How to be a good LGBTQ+ ally
The LGBTQ+ community says goodbye to a long and corporate pride season. Companies have ripped off their rainbow logos and pride events leave only glitter in their wake, but this does not mean that straight and cisgender - non LGBTQ+ - people can assume that homophobia and transphobia are a thing of the past.
This is far from the case. With a recent surge in LGBTQ+ related hate crime in the UK, it is vital that those outside of the community educate themselves to support a vulnerable group. We, more than ever, rely on the help of allies to protect ourselves from misinformation, stereotypes and violence.
But what exactly is an ally? For a quick definition, an ally is a straight or cisgender person who uses their privilege to actively fight against homophobia and transphobia. In turn, they amplify LGBTQ+ voices.
This sounds like a huge responsibility, but the good news is that there are many simple acts of allyship to help support your tired LGBTQ+ pals (some of which, you can do without leaving your sofa).
So without further ado, here are five steps to become an LGBTQ+ ally:
Be aware - being part of a minority means constantly standing up for our rights which is - and we cannot stress this enough - exhausting. The responsibility to call out anything from a simple mistake (such unintentionally misgendering someone) to blatant homophobia or transphobia, should not fall entirely on the community’s shoulders.
Be aware of these situations and don’t be afraid to gently correct someone, or explain why something they said could be harmful. Any LGBTQ+ people around you - closeted or not - will greatly appreciate this.
Alternatively: calling people out in person can be intimidating, so drawing attention to LGBTQ+ issues online is just as important! Sharing a positive article or putting your pronouns (he, she, they, etc) in your bio are small signs that you are someone the community can trust.
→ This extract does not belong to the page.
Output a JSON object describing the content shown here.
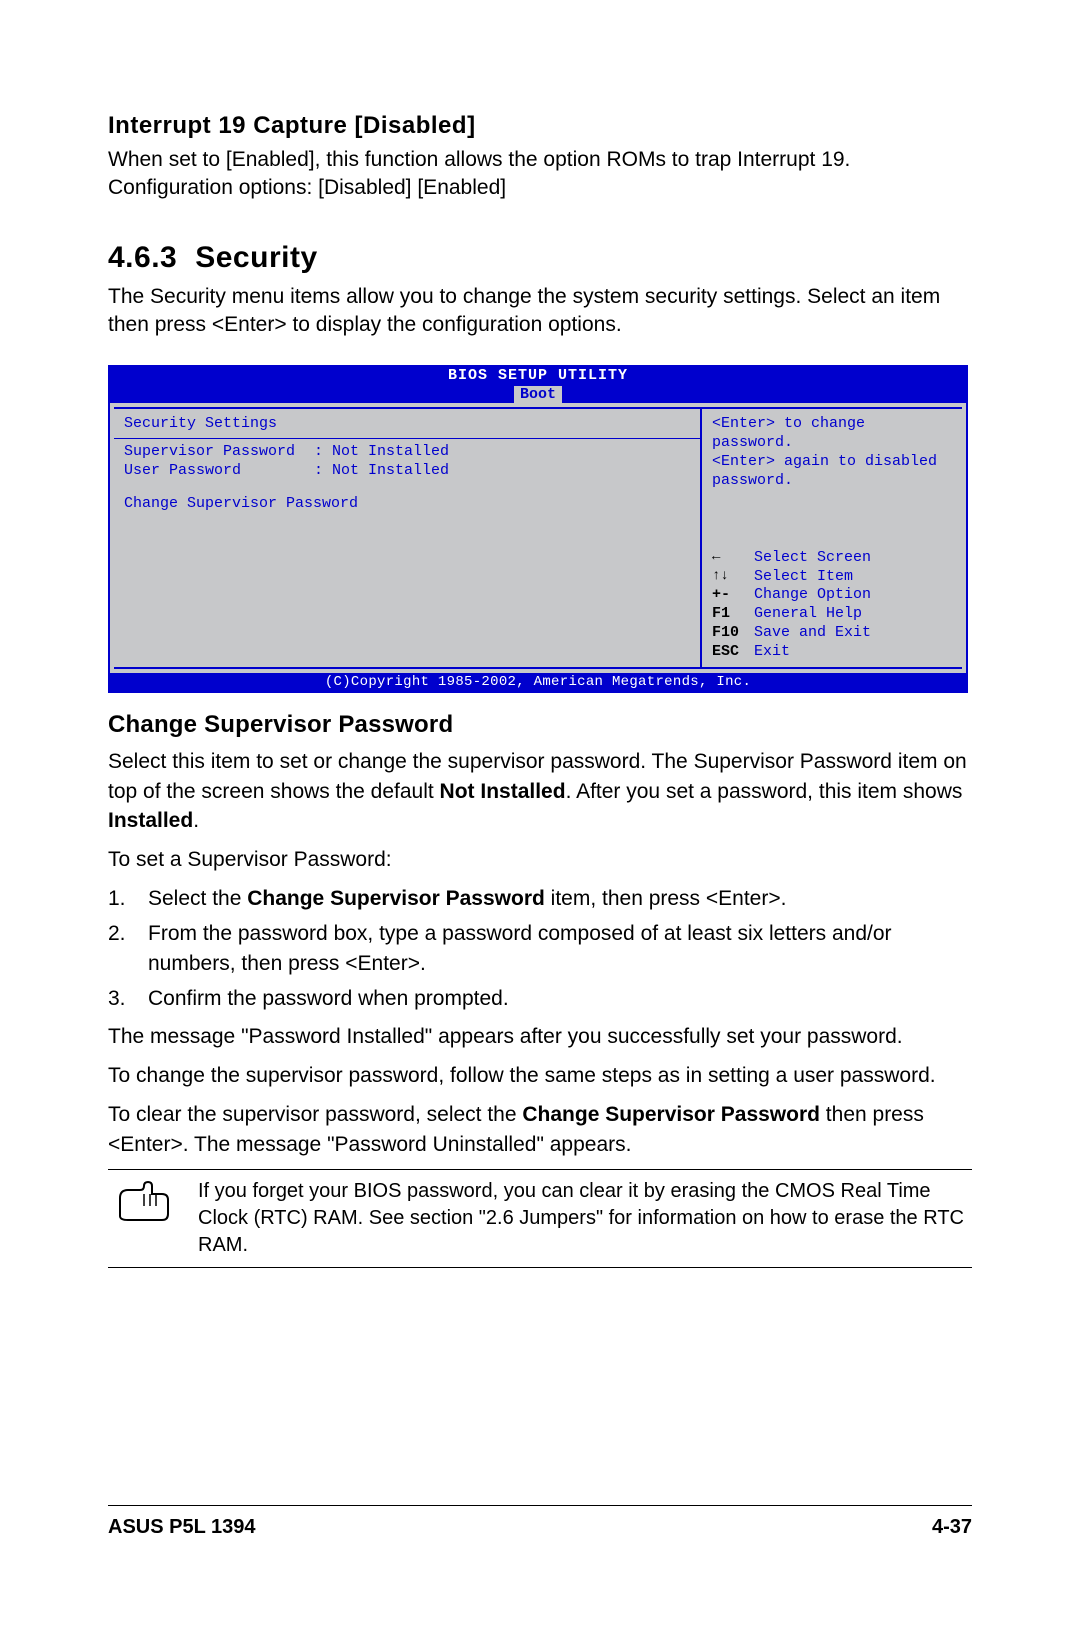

Reach out - at a time when LGBTQ+ people are twice as likely to experience mental health problems than their straight or cisgender counterparts, it’s more important than ever to reach out to your friends, family and colleagues.
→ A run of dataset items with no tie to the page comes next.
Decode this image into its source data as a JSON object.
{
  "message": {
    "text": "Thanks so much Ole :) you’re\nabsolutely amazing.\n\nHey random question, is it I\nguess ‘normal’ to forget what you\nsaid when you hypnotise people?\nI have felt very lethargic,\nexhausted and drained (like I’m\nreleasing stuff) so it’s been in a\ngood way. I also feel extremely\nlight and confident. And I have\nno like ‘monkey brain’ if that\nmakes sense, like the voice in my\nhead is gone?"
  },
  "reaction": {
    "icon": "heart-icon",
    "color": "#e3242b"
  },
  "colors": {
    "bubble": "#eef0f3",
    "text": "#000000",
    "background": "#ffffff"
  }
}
If you see an incident of queer-phobic violence in the news, know that someone you love is in an unsafe situation, or simply struggling with their mental health, drop them a line and let them know you’re thinking of them, or offer to help them with something they’re struggling with. Knowing that they have support around them can be lifesaving for an LGBTQ+ individual.
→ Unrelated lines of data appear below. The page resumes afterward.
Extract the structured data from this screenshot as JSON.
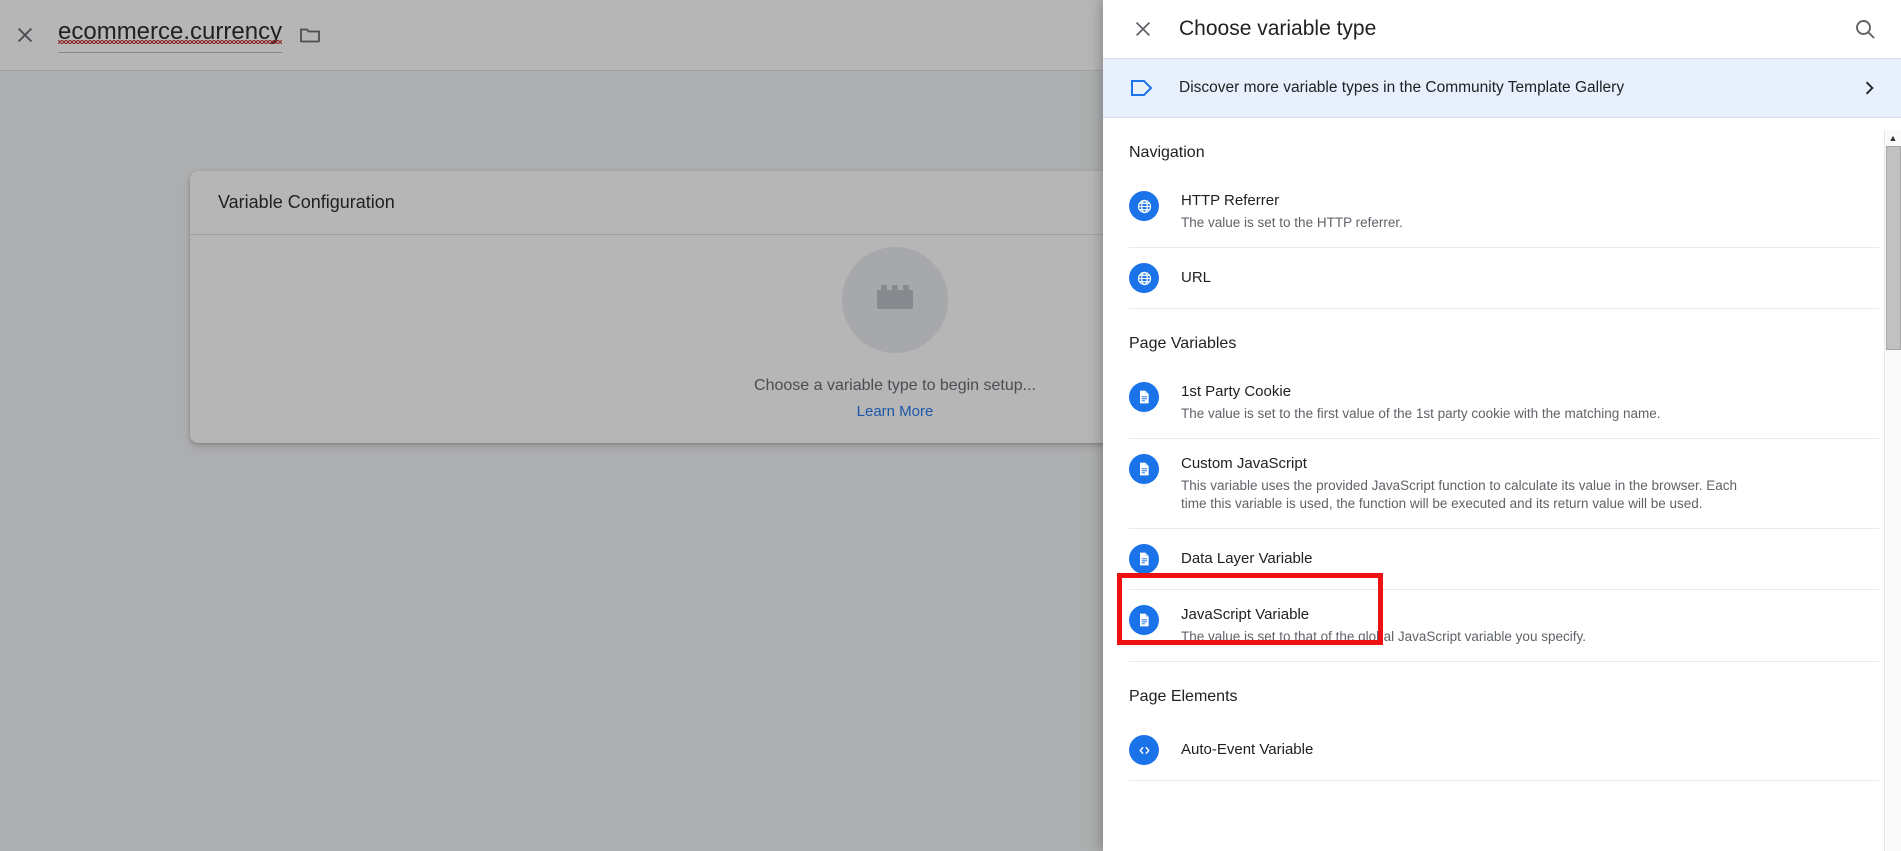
{
  "editor": {
    "close_icon": "close-icon",
    "variable_name": "ecommerce.currency",
    "folder_icon": "folder-icon",
    "card": {
      "title": "Variable Configuration",
      "empty_icon": "lego-brick-icon",
      "empty_text": "Choose a variable type to begin setup...",
      "learn_more": "Learn More"
    }
  },
  "panel": {
    "close_icon": "close-icon",
    "title": "Choose variable type",
    "search_icon": "search-icon",
    "banner": {
      "icon": "tag-icon",
      "label": "Discover more variable types in the Community Template Gallery",
      "chevron": "chevron-right-icon"
    },
    "sections": [
      {
        "title": "Navigation",
        "items": [
          {
            "icon": "globe-icon",
            "name": "HTTP Referrer",
            "desc": "The value is set to the HTTP referrer."
          },
          {
            "icon": "globe-icon",
            "name": "URL",
            "desc": ""
          }
        ]
      },
      {
        "title": "Page Variables",
        "items": [
          {
            "icon": "document-icon",
            "name": "1st Party Cookie",
            "desc": "The value is set to the first value of the 1st party cookie with the matching name."
          },
          {
            "icon": "document-icon",
            "name": "Custom JavaScript",
            "desc": "This variable uses the provided JavaScript function to calculate its value in the browser. Each time this variable is used, the function will be executed and its return value will be used."
          },
          {
            "icon": "document-icon",
            "name": "Data Layer Variable",
            "desc": ""
          },
          {
            "icon": "document-icon",
            "name": "JavaScript Variable",
            "desc": "The value is set to that of the global JavaScript variable you specify."
          }
        ]
      },
      {
        "title": "Page Elements",
        "items": [
          {
            "icon": "code-icon",
            "name": "Auto-Event Variable",
            "desc": ""
          }
        ]
      }
    ],
    "scrollbar": {
      "up_arrow": "▲"
    }
  },
  "colors": {
    "accent_blue": "#1a73e8",
    "banner_bg": "#e8f0fe",
    "highlight_red": "#ee1111",
    "text_primary": "#202124",
    "text_secondary": "#5f6368",
    "spellcheck_red": "#c62828"
  }
}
Alternatively: big up the LGBTQ+ people in your life and beyond by promoting their art, events, or achievements. We love validation as much as the next person, and it is simple celebrations of identity that can be the most comforting.
Ask questions: most of the time, LGBTQ+ people are happy to answer questions and will be grateful that you’re making an effort to educate yourself. Numerous trans friends have expressed to me the impact of being asked their pronouns, or how they identify, in a world that makes consistent assumptions about the community.
However, think before you speak and be conscious of your surroundings. Your LGBTQ+ friend may not be ‘out’ in certain situations or around certain people, and your question may compromise their safety. Also consider whether you would like to be asked the question yourself: enquiring how someone has sex, or how they feel about their body - unless you’re a sexual partner - is invasive and will likely cause unnecessary discomfort.
Alternatively: If you’re unsure how to refer to somebody but feel awkward asking, look for visual clues. Trans people in particular often wear badges or clothing to signal their identity or pronouns to others. Be careful not to make assumptions based on appearance though (such as assuming that someone with long hair identifies as a woman) as someone’s gender expression can differ vastly from their gender identity.
Listen: sometimes, Google is your friend! While it’s important to ask questions, consider whether you could easily search for the answer yourself, without relying on someone within the community. There are plenty of resources and people offering up their voices to educate allies in training. Be critical of personal sources such as Youtube videos or blogs, as while these can provide useful information, they are often not as objective as they first appear.
Alternatively: if you’d like to learn about the community indirectly, check out books, music, or films by LGBTQ+ artists, or with LGBTQ+ representation. Remember to be similarly critical of the media you consume - a single book or film can only represent an individual’s experiences and cannot speak for the whole community.
Remember: we are people too! The media loves to fetishise, patronise, and alienate the LGBTQ+ community without giving us the chance to speak for ourselves. We are not defined solely by our gender or sexuality and - shock horror - have personalities and interests beyond these aspects of ourselves.
For various reasons, some members of the community are less visible than others. This does not make them any less worthy of allyship, and conversely often means they need increased support.
So look out for your LGBTQ+ friends and family — we greatly appreciate the smallest act of support.